Our p-value is 0.1776. I’m skeptical because we did not satisfy some of our parametric assumptions as much as I wanted. We run the nonparametric Mann-Whitney test for assurance.

2.2.5 Mann-Whitney U test

wilcox.test(x$imports, y$imports)
## 
##  Wilcoxon rank sum test with continuity correction
## 
## data:  x$imports and y$imports
## W = 5465, p-value = 0.7867
## alternative hypothesis: true location shift is not equal to 0

Our p-value here is 0.7867. Both tests indicate that we can retain the null hypothesis. However the null hypothesis of the parametric and nonparametric tests are different. In this case, I retain the null hypothesis of the parametric test because the assumptions were not completely wrong, and the statement is stronger.

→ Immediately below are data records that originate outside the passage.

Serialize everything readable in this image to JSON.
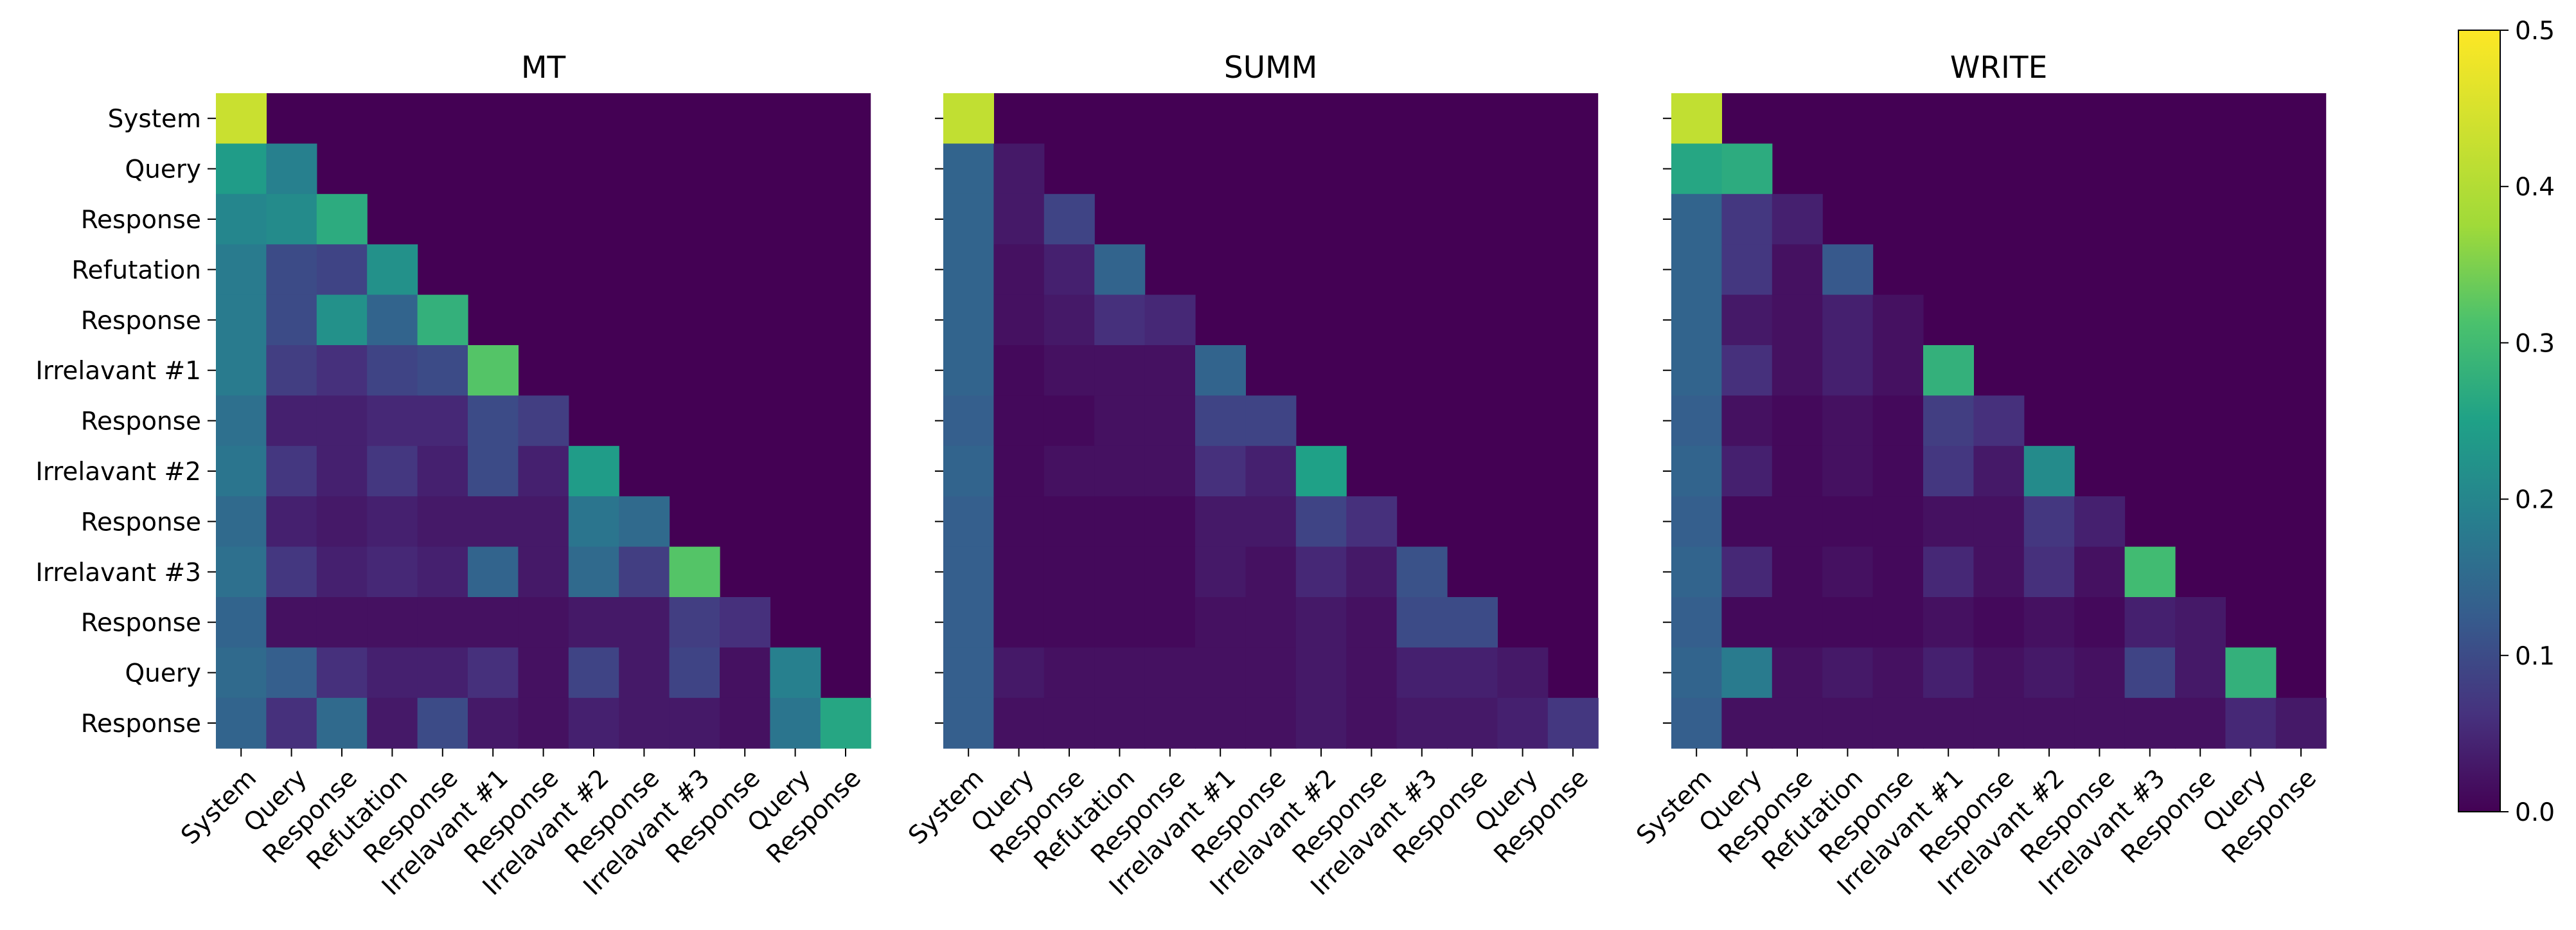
{
  "chart_data": {
    "type": "heatmap",
    "colormap": "viridis",
    "vmin": 0.0,
    "vmax": 0.5,
    "colorbar_ticks": [
      "0.0",
      "0.1",
      "0.2",
      "0.3",
      "0.4",
      "0.5"
    ],
    "row_labels": [
      "System",
      "Query",
      "Response",
      "Refutation",
      "Response",
      "Irrelavant #1",
      "Response",
      "Irrelavant #2",
      "Response",
      "Irrelavant #3",
      "Response",
      "Query",
      "Response"
    ],
    "col_labels": [
      "System",
      "Query",
      "Response",
      "Refutation",
      "Response",
      "Irrelavant #1",
      "Response",
      "Irrelavant #2",
      "Response",
      "Irrelavant #3",
      "Response",
      "Query",
      "Response"
    ],
    "panels": [
      {
        "title": "MT",
        "values": [
          [
            0.43
          ],
          [
            0.24,
            0.19
          ],
          [
            0.2,
            0.21,
            0.27
          ],
          [
            0.18,
            0.1,
            0.09,
            0.22
          ],
          [
            0.18,
            0.1,
            0.22,
            0.14,
            0.28
          ],
          [
            0.18,
            0.08,
            0.06,
            0.09,
            0.1,
            0.32
          ],
          [
            0.16,
            0.04,
            0.04,
            0.05,
            0.05,
            0.1,
            0.08
          ],
          [
            0.17,
            0.07,
            0.04,
            0.07,
            0.04,
            0.1,
            0.04,
            0.24
          ],
          [
            0.15,
            0.04,
            0.03,
            0.04,
            0.03,
            0.03,
            0.03,
            0.17,
            0.15
          ],
          [
            0.16,
            0.07,
            0.04,
            0.05,
            0.04,
            0.14,
            0.03,
            0.15,
            0.08,
            0.32
          ],
          [
            0.14,
            0.02,
            0.02,
            0.02,
            0.02,
            0.02,
            0.02,
            0.03,
            0.03,
            0.08,
            0.06
          ],
          [
            0.15,
            0.13,
            0.06,
            0.04,
            0.04,
            0.06,
            0.02,
            0.09,
            0.03,
            0.09,
            0.02,
            0.19
          ],
          [
            0.14,
            0.06,
            0.15,
            0.03,
            0.1,
            0.03,
            0.02,
            0.04,
            0.03,
            0.03,
            0.02,
            0.17,
            0.26
          ]
        ]
      },
      {
        "title": "SUMM",
        "values": [
          [
            0.42
          ],
          [
            0.14,
            0.03
          ],
          [
            0.14,
            0.03,
            0.09
          ],
          [
            0.14,
            0.02,
            0.04,
            0.14
          ],
          [
            0.14,
            0.02,
            0.03,
            0.06,
            0.05
          ],
          [
            0.14,
            0.01,
            0.02,
            0.02,
            0.02,
            0.14
          ],
          [
            0.13,
            0.01,
            0.01,
            0.02,
            0.02,
            0.09,
            0.09
          ],
          [
            0.14,
            0.01,
            0.02,
            0.02,
            0.02,
            0.06,
            0.04,
            0.25
          ],
          [
            0.13,
            0.01,
            0.01,
            0.01,
            0.01,
            0.03,
            0.03,
            0.09,
            0.06
          ],
          [
            0.13,
            0.01,
            0.01,
            0.01,
            0.01,
            0.03,
            0.02,
            0.05,
            0.03,
            0.11
          ],
          [
            0.13,
            0.01,
            0.01,
            0.01,
            0.01,
            0.02,
            0.02,
            0.03,
            0.02,
            0.1,
            0.1
          ],
          [
            0.13,
            0.03,
            0.02,
            0.02,
            0.02,
            0.02,
            0.02,
            0.03,
            0.02,
            0.04,
            0.04,
            0.03
          ],
          [
            0.13,
            0.02,
            0.02,
            0.02,
            0.02,
            0.02,
            0.02,
            0.03,
            0.02,
            0.03,
            0.03,
            0.04,
            0.07
          ]
        ]
      },
      {
        "title": "WRITE",
        "values": [
          [
            0.42
          ],
          [
            0.26,
            0.27
          ],
          [
            0.14,
            0.07,
            0.04
          ],
          [
            0.14,
            0.07,
            0.02,
            0.12
          ],
          [
            0.14,
            0.03,
            0.02,
            0.04,
            0.02
          ],
          [
            0.14,
            0.06,
            0.02,
            0.04,
            0.02,
            0.28
          ],
          [
            0.13,
            0.02,
            0.01,
            0.02,
            0.01,
            0.08,
            0.06
          ],
          [
            0.14,
            0.04,
            0.01,
            0.02,
            0.01,
            0.07,
            0.03,
            0.21
          ],
          [
            0.13,
            0.01,
            0.01,
            0.01,
            0.01,
            0.02,
            0.02,
            0.07,
            0.04
          ],
          [
            0.14,
            0.05,
            0.01,
            0.02,
            0.01,
            0.05,
            0.02,
            0.06,
            0.02,
            0.3
          ],
          [
            0.13,
            0.01,
            0.01,
            0.01,
            0.01,
            0.02,
            0.01,
            0.02,
            0.01,
            0.04,
            0.03
          ],
          [
            0.14,
            0.18,
            0.02,
            0.03,
            0.02,
            0.04,
            0.02,
            0.03,
            0.02,
            0.09,
            0.03,
            0.28
          ],
          [
            0.13,
            0.02,
            0.02,
            0.02,
            0.02,
            0.02,
            0.02,
            0.02,
            0.02,
            0.02,
            0.02,
            0.05,
            0.03
          ]
        ]
      }
    ]
  }
}
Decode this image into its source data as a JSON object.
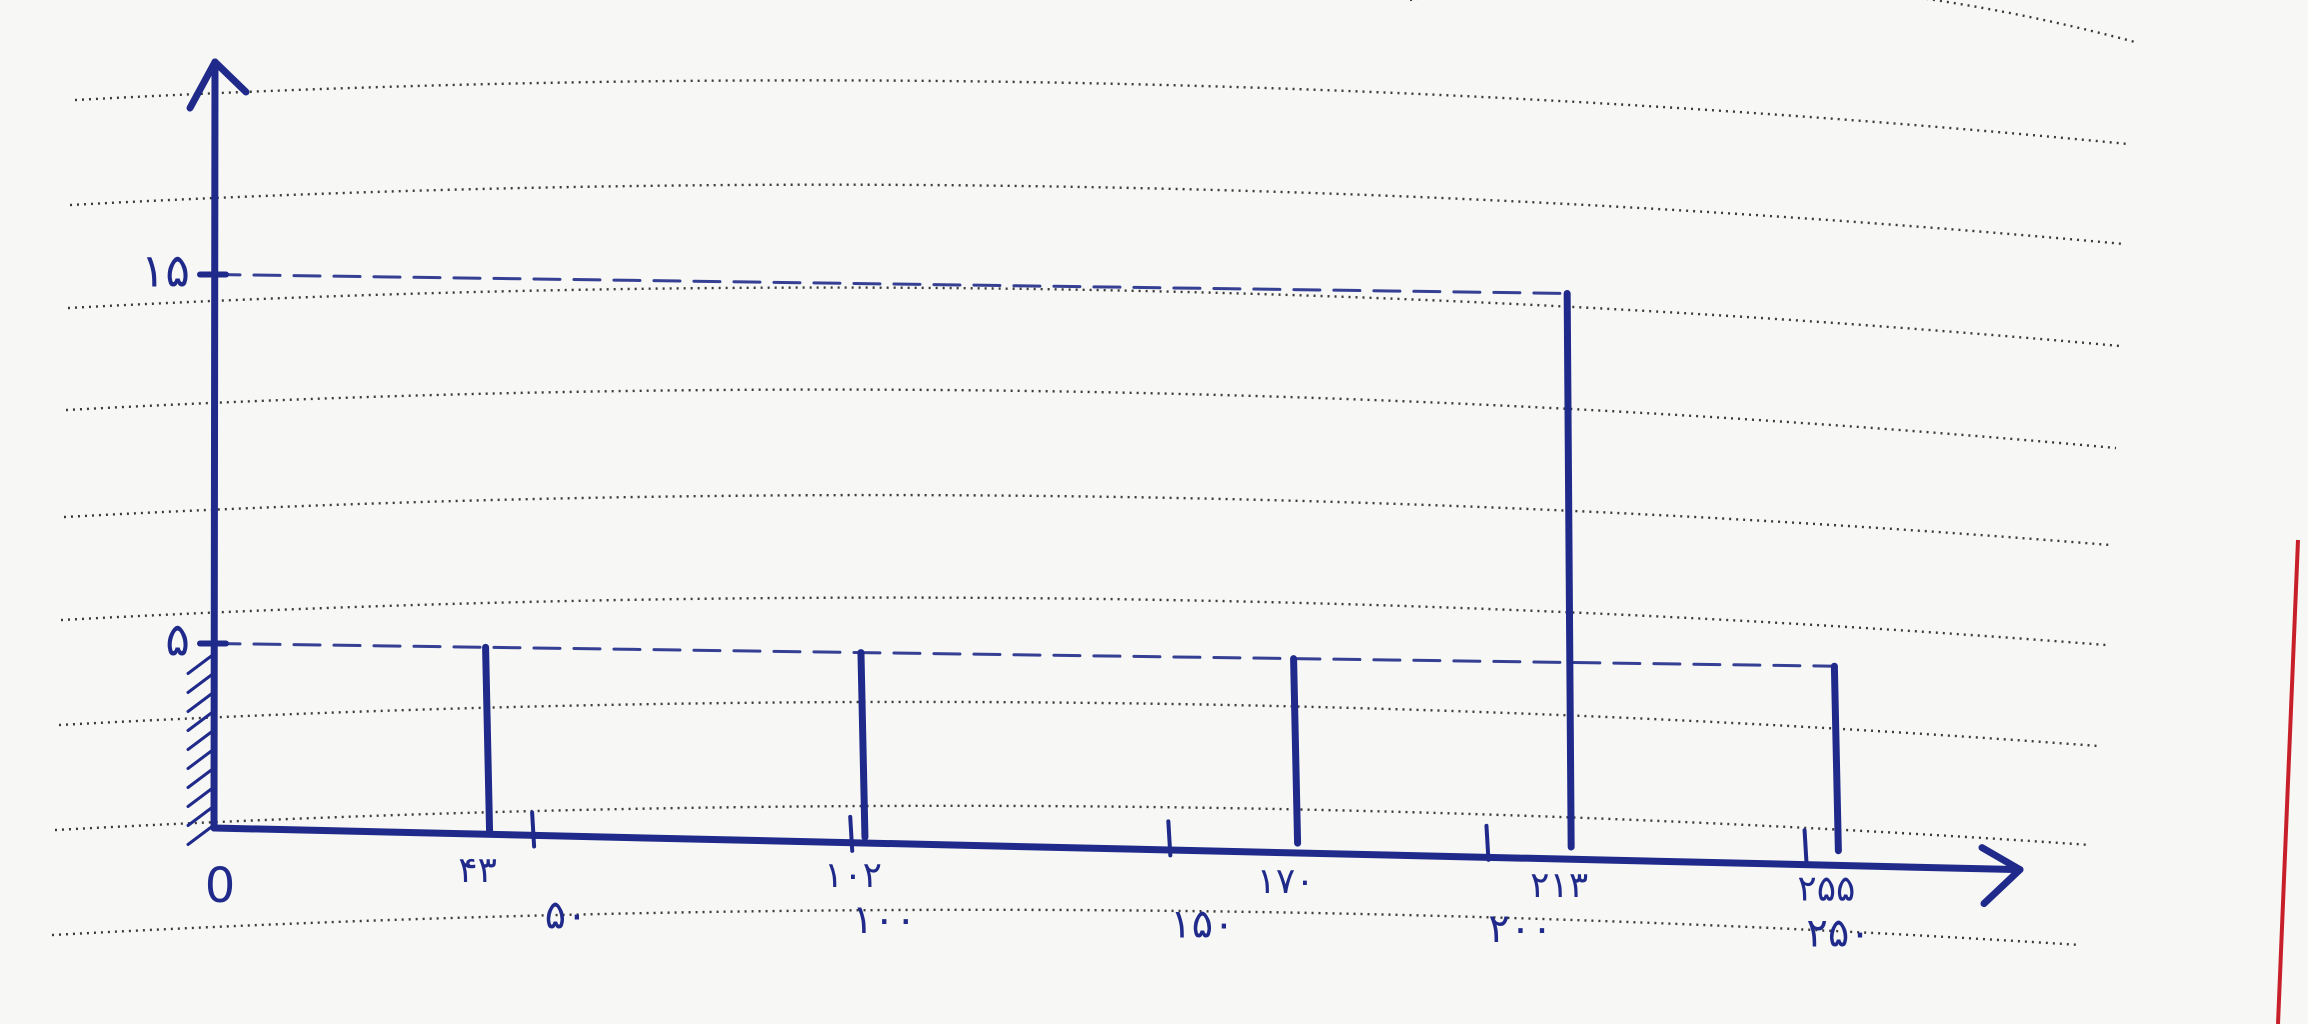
{
  "chart_data": {
    "type": "bar",
    "x_ticks": [
      "0",
      "۵۰",
      "۱۰۰",
      "۱۵۰",
      "۲۰۰",
      "۲۵۰"
    ],
    "x_tick_values": [
      0,
      50,
      100,
      150,
      200,
      250
    ],
    "y_ticks": [
      "۵",
      "۱۵"
    ],
    "y_tick_values": [
      5,
      15
    ],
    "xlim": [
      0,
      265
    ],
    "ylim": [
      0,
      20
    ],
    "bars": [
      {
        "x": 43,
        "label": "۴۳",
        "value": 5
      },
      {
        "x": 102,
        "label": "۱۰۲",
        "value": 5
      },
      {
        "x": 170,
        "label": "۱۷۰",
        "value": 5
      },
      {
        "x": 213,
        "label": "۲۱۳",
        "value": 15
      },
      {
        "x": 255,
        "label": "۲۵۵",
        "value": 5
      }
    ]
  },
  "colors": {
    "ink": "#1f2a8a",
    "paper": "#f7f7f5",
    "ruled_line": "#3a3a3a",
    "margin_line": "#c8202a"
  }
}
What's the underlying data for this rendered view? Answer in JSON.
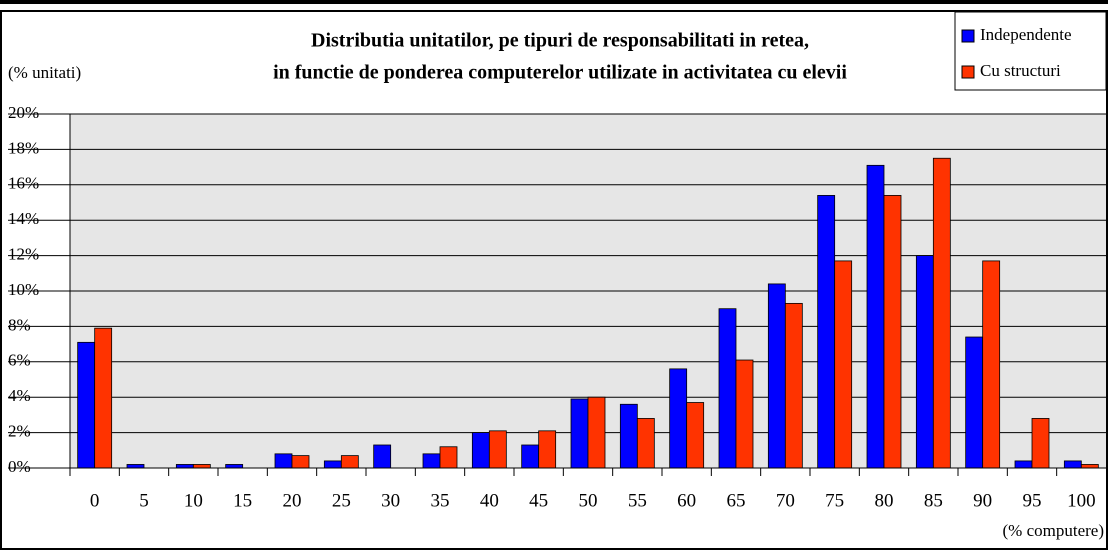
{
  "chart_data": {
    "type": "bar",
    "title": "Distributia unitatilor, pe tipuri de responsabilitati in retea,",
    "subtitle": "in functie de ponderea computerelor utilizate in activitatea cu elevii",
    "ylabel": "(% unitati)",
    "xlabel": "(% computere)",
    "categories": [
      "0",
      "5",
      "10",
      "15",
      "20",
      "25",
      "30",
      "35",
      "40",
      "45",
      "50",
      "55",
      "60",
      "65",
      "70",
      "75",
      "80",
      "85",
      "90",
      "95",
      "100"
    ],
    "series": [
      {
        "name": "Independente",
        "color": "#0000ff",
        "values": [
          7.1,
          0.2,
          0.2,
          0.2,
          0.8,
          0.4,
          1.3,
          0.8,
          2.0,
          1.3,
          3.9,
          3.6,
          5.6,
          9.0,
          10.4,
          15.4,
          17.1,
          12.0,
          7.4,
          0.4,
          0.4
        ]
      },
      {
        "name": "Cu structuri",
        "color": "#ff3300",
        "values": [
          7.9,
          0,
          0.2,
          0,
          0.7,
          0.7,
          0,
          1.2,
          2.1,
          2.1,
          4.0,
          2.8,
          3.7,
          6.1,
          9.3,
          11.7,
          15.4,
          17.5,
          11.7,
          2.8,
          0.2
        ]
      }
    ],
    "ylim": [
      0,
      20
    ],
    "yticks": [
      {
        "value": 0,
        "label": "0%"
      },
      {
        "value": 2,
        "label": "2%"
      },
      {
        "value": 4,
        "label": "4%"
      },
      {
        "value": 6,
        "label": "6%"
      },
      {
        "value": 8,
        "label": "8%"
      },
      {
        "value": 10,
        "label": "10%"
      },
      {
        "value": 12,
        "label": "12%"
      },
      {
        "value": 14,
        "label": "14%"
      },
      {
        "value": 16,
        "label": "16%"
      },
      {
        "value": 18,
        "label": "18%"
      },
      {
        "value": 20,
        "label": "20%"
      }
    ],
    "grid": true,
    "legend": "top-right"
  }
}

That is, we retain the null hypothesis that square root of import means are the same. Because the square root function is monotone increasing, this is the same as saying the import means between Europe and Asia are the same.

2.3 Countries with the highest population density in 1962-2007

For each available year, we list the 10 countries with the highest population densities.

data_popden <- data %>%
    group_by(Year) %>%
    select(Year, `Country Name`, popden) %>%
    drop_na() %>%
    slice_max(n = 10, order_by = popden)
fig <- ggplot(data = data_popden) +
    geom_line(mapping = aes(
        x = Year,
        y = popden,
        group = `Country Name`,
        color = `Country Name`,
        text = paste("Country: ", `Country Name`,
             "\nDensity: ", popden,
             "\nYear: ", Year))
    ) +
    labs(title = "10 most population dense countries per year 1962-2007",
        x = "Year",
        y = "Population density (people per sq. km of land area)"
    )
ggplotly(fig, tooltip = "text")

The countries with the highest population densities within 1962 and 2007 are Macao SAR, China and Monaco.

2.4 Country with the greatest increase in life expectancy at birth since 1962

We group the data by country. In each group, we create a new column that tracks the change in life expectancy since 1962. The following figure shows this data for some of the top growers.

data_life_exp <- data %>%
    select(`Country Name`, Year, lifeExp) %>%
    drop_na() %>%
    group_by(`Country Name`) %>%
    filter(any(Year == 1962)) %>%
    mutate(lifeExpSince1962 = lifeExp - lifeExp[Year == 1962]) %>%
    ungroup()

countries_highest <- data_life_exp %>%
    group_by(`Country Name`) %>%
    mutate(
        lifeExpTotalChange = lifeExp[Year == 2007] - lifeExp[Year == 1962]) %>%
    summarise(lifeExpChange = max(lifeExpTotalChange)) %>%
    arrange(desc(lifeExpChange))

cutoff_life_exp_change <- min(head(countries_highest, n = 10)$lifeExpChange)

data_life_exp_top <- data_life_exp %>%
    group_by(`Country Name`) %>%
    filter(
        lifeExp[Year == 2007] - lifeExp[Year == 1962] >= cutoff_life_exp_change
    )

fig <- ggplot(data = data_life_exp_top) +
    geom_line(mapping = aes(
        x = Year,
        y = lifeExpSince1962,
        color = `Country Name`)
    ) +
    labs(title = "Increase in life expectancy of top 10 countries 1962-2007",
        x = "Year",
        y = "Change in life expectancy at birth since 1962 (years)")
ggplotly(fig)

The Maldives had the highest increase in life expectancy at birth from 1962 to 2007.